Exercise 2

Part of the course Machine Learning for Materials and Chemistry.

When dealing with molecules in machine learning contexts, we need mathematical objects describing such molecules. The straightforward use of cartesian coordinates and nuclear charges (which enter the Hamiltonian) turns out to be disadvantageous. In this exercise, we explore two alternatives.

Normally, representations taylored to molecules such as the Coulomb Matrix perform better than one-hot encoding. However, sometimes meaningful categorial representations catch more of the Physics involved, such that one-hot-encoding leaves more advanced representations behind, e.g. in this work on learning reaction barriers.

Task 2.1: Implement the Coulomb Matrix representation

Write a python function coulomb_matrix(xs: list[float], ys: list[float], zs: list[float], elements: list[str]) -> list[list] to calculate the coulomb matrix representation from the cartesian coordinates (xs, ys, zs) and the nuclear charges.

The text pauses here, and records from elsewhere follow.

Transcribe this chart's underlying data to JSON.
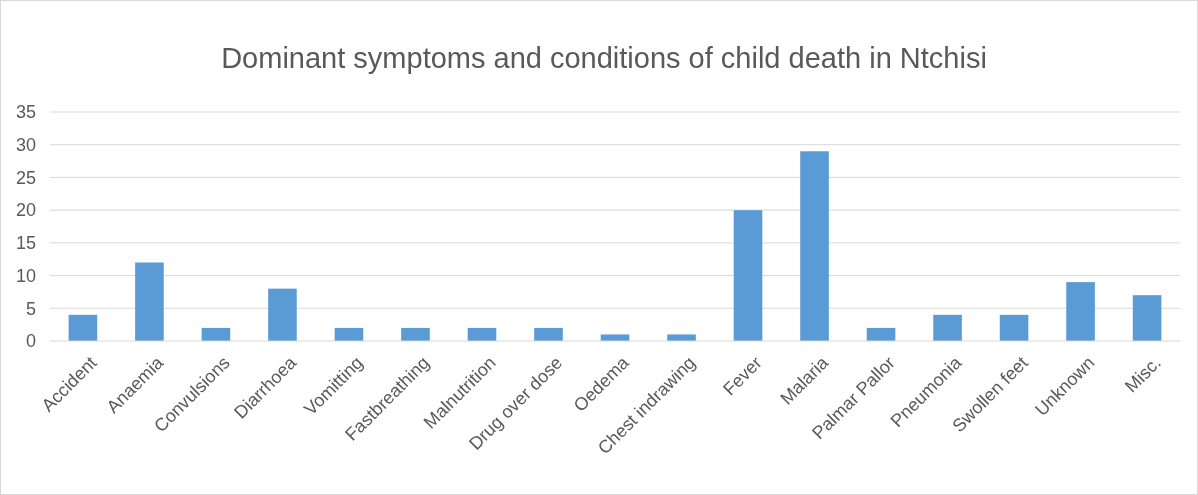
{
  "chart_data": {
    "type": "bar",
    "title": "Dominant symptoms and conditions of child death in Ntchisi",
    "categories": [
      "Accident",
      "Anaemia",
      "Convulsions",
      "Diarrhoea",
      "Vomitting",
      "Fastbreathing",
      "Malnutrition",
      "Drug over dose",
      "Oedema",
      "Chest indrawing",
      "Fever",
      "Malaria",
      "Palmar Pallor",
      "Pneumonia",
      "Swollen feet",
      "Unknown",
      "Misc."
    ],
    "values": [
      4,
      12,
      2,
      8,
      2,
      2,
      2,
      2,
      1,
      1,
      20,
      29,
      2,
      4,
      4,
      9,
      7
    ],
    "color": "#5b9bd5",
    "ylim": [
      0,
      35
    ],
    "yticks": [
      0,
      5,
      10,
      15,
      20,
      25,
      30,
      35
    ],
    "grid": "y"
  }
}
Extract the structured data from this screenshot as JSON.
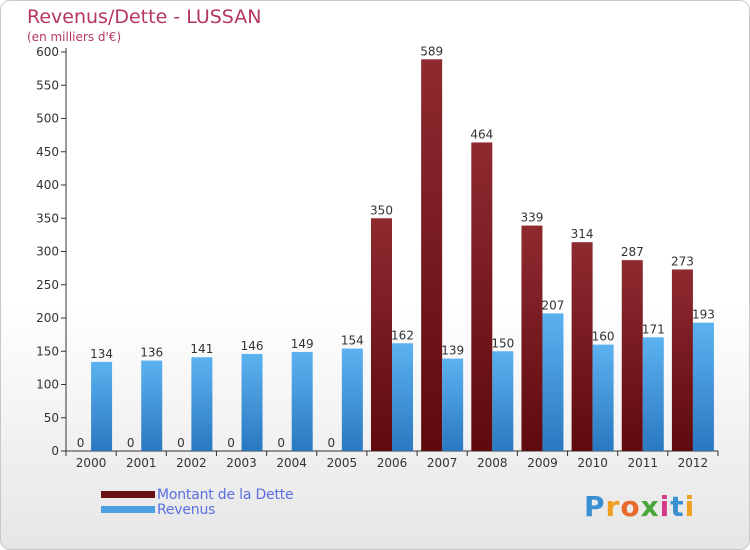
{
  "title": "Revenus/Dette - LUSSAN",
  "subtitle": "(en milliers d'€)",
  "legend": {
    "debt_label": "Montant de la Dette",
    "revenue_label": "Revenus"
  },
  "logo": {
    "text": "Proxiti",
    "letters": [
      "P",
      "r",
      "o",
      "x",
      "i",
      "t",
      "i"
    ],
    "colors": [
      "#3a8fd0",
      "#f0a020",
      "#e86a2a",
      "#4aa83a",
      "#d43a8a",
      "#3a8fd0",
      "#f0a020"
    ]
  },
  "colors": {
    "debt": "#7a1a1e",
    "revenue": "#4aa0e0",
    "title": "#b5365f",
    "legend_text": "#5b6fe0"
  },
  "chart_data": {
    "type": "bar",
    "categories": [
      "2000",
      "2001",
      "2002",
      "2003",
      "2004",
      "2005",
      "2006",
      "2007",
      "2008",
      "2009",
      "2010",
      "2011",
      "2012"
    ],
    "series": [
      {
        "name": "Montant de la Dette",
        "values": [
          0,
          0,
          0,
          0,
          0,
          0,
          350,
          589,
          464,
          339,
          314,
          287,
          273
        ]
      },
      {
        "name": "Revenus",
        "values": [
          134,
          136,
          141,
          146,
          149,
          154,
          162,
          139,
          150,
          207,
          160,
          171,
          193
        ]
      }
    ],
    "title": "Revenus/Dette - LUSSAN",
    "ylabel": "(en milliers d'€)",
    "ylim": [
      0,
      600
    ],
    "yticks": [
      0,
      50,
      100,
      150,
      200,
      250,
      300,
      350,
      400,
      450,
      500,
      550,
      600
    ],
    "grid": false,
    "legend_position": "bottom-left"
  }
}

You may use the following molecular geometries to test your function:

Water:

O 0.0 0.0 0.0
H -0.77 -0.573 0.0
H 0.775 -0.566 0.0

Caffeine:

C 3.184 1.228 0.0
N 2.239 0.145 0.001
C 2.488 -1.176 0.004
N 1.401 -1.918 0.003
C 0.383 -1.03 -0.002
C 0.869 0.27 -0.003
C 0.012 1.416 -0.002
O 0.357 2.585 -0.003
N -1.33 1.037 0.002
C -1.851 -0.253 0.001
O -3.047 -0.443 0.005
N -0.95 -1.296 0.003
C -1.43 -2.661 -0.009
C -2.327 2.096 0.0
H 3.838 1.161 0.871
H 3.794 1.2 -0.905
H 2.628 2.164 0.033
H 3.48 -1.583 0.007
H -0.746 -3.272 0.576
H -2.432 -2.674 0.417
H -1.468 -3.041 -1.031
H -2.942 2.026 0.897
H -2.971 1.993 -0.873
H -1.797 3.045 -0.025

Task 2.2: One-hot encoding

To learn categorial data, we need a representation that allows for regression to be done. One-hot encoding is such a representation, of which we will now consider a simplified, slightly overcomplete version for sake of simplicity of this exercise. In one-hot encoding, each category in the data is represented by a binary vector, with a length equal to the number of categories. Each vector has a value of 1 in the position corresponding to the category it represents, and a value of 0 in all other positions. For example, if we have three categories: alkanes, amines, and acids, then the one-hot encoding for alkanes would be [1,0,0], for amines [0,1,0], and for acids [0,0,1]. If there are multiple such categories, they will be appended: if we take the categories (alkanes, amines), then the one-hot encoding would be [1,0,0,0,1,0].

Write a function one_hot(categories: list[str], possible_categories:list[str]) -> list[list[int]] that converts a list of categories such as letters chosen from a set of possible categories into a one-hot encoded vector.

Examples:

one_hot(["A"], ["A", "B"]) -> [1,0]
one_hot(["A", "C"], ["A", "B", "C"]) -> [1,0,0,0,0,1]

Task 2.3: Invertible representations

Is the Coulomb matrix representation invertible, i.e. can you recover the molecule from the representation? Explain your answer.
Write a function sum_formula(coulomb_matrix: list[list[float]]) -> str that obtains the sum formula from the Coulomb matrix representation.